ISO GQL data-modifying statements — INSERT, SET, REMOVE, and DELETE — on the /gql endpoint.

Available since: v3.2.0

ISO GQL on SurrealDB supports the four data-modifying statements from the standard — INSERT, SET, REMOVE, and DELETE — in addition to read-only MATCH … RETURN queries. Mutations run on the same POST /gql endpoint and through eval::gql when the gql capability is enabled.

A GQL query is a linear program: an ordered sequence of MATCH / OPTIONAL read clauses and data-modifying statements, in any interleaving, optionally ending in RETURN.
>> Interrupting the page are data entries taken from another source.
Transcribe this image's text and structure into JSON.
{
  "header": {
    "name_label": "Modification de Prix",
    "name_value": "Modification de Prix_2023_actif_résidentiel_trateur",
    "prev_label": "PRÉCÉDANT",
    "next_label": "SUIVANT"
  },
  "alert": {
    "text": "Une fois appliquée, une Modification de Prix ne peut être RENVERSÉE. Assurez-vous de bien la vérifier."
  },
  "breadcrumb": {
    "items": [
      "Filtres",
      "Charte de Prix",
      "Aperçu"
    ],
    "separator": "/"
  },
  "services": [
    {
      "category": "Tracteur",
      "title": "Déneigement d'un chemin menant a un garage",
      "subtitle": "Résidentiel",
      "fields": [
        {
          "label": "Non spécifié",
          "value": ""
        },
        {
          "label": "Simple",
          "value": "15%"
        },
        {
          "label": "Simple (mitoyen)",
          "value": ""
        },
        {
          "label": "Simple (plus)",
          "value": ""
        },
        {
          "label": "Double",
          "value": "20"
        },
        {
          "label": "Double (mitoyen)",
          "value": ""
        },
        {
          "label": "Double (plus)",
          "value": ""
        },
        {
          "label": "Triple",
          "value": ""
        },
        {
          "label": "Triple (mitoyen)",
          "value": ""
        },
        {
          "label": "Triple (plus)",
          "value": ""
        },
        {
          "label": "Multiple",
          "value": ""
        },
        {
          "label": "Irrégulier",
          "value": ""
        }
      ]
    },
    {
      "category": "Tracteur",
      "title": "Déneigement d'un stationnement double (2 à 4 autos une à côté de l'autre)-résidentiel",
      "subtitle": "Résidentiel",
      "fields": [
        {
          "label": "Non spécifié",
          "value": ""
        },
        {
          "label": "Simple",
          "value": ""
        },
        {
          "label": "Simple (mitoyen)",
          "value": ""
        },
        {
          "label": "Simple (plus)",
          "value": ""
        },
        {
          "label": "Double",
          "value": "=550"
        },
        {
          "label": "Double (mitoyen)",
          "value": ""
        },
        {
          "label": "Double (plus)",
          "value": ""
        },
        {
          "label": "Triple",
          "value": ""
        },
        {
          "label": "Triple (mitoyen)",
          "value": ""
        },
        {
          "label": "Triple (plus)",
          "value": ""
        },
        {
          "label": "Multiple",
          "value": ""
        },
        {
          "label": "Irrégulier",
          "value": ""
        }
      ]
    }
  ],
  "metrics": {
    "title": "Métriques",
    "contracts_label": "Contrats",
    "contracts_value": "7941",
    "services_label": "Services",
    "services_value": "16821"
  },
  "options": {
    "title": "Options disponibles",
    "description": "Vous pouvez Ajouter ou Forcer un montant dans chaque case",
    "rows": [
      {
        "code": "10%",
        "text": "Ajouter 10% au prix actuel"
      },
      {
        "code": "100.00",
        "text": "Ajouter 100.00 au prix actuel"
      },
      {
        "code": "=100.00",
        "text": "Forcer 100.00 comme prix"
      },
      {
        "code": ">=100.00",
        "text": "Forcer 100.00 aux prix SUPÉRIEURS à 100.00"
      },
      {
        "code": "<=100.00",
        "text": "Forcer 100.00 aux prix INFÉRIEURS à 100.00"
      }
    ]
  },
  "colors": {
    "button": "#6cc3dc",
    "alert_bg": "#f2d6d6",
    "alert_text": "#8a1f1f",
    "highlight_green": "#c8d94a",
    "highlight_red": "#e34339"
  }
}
  • The binding table threads through every step in textual order.

  • A MATCH or OPTIONAL after a mutation re-scans live (post-write) state in the same transaction — a clause after SET or DELETE sees updated or removed records; a clause after INSERT sees created records and may bind variables the INSERT introduced.

  • RETURN is optional when the query mutates. Read-only queries must still end with RETURN.

  • A mutation-only query (no RETURN) returns an empty result.

The examples below assume that the following seed data has been first uploaded.

The same mutation strings work in the REPL when both gql and eval are allowed — see Try without HTTP:

eval::gql("MATCH (n:person WHERE n.name = 'A') SET n.age = 99 RETURN n.age AS age");
-- { age: 99 }

Update properties on a bound node or edge.

MATCH (n:person WHERE n.name = 'A') SET n.age = 99 RETURN n.age AS age
  • SET a.p = v — set one property.

  • SET a = { … } — replace all user properties (a CONTENT-style replace). Properties absent from the map are dropped. The record id, and an edge's in / out, are preserved.

Setting reserved keys id, in, or out is rejected on both the per-property form (SET a.id = …) and the object form.

SET a:Label is rejected — a SurrealDB record belongs to exactly one table; labels are immutable.

Unset a property without deleting the record.

MATCH (n:person WHERE n.name = 'A') REMOVE n.age RETURN n.name AS name

REMOVE a:Label is rejected for the same one-table-per-record rule as SET label mutations.

Delete a matched node or edge.

MATCH (n:person WHERE n.name = 'A') DETACH DELETE n
  • NODETACH DELETE (ISO default) — errors if the node still has connected edges.

  • DETACH DELETE — deletes the node and cascades connected edges. Bound edge variables for cascaded edges become null in a trailing RETURN.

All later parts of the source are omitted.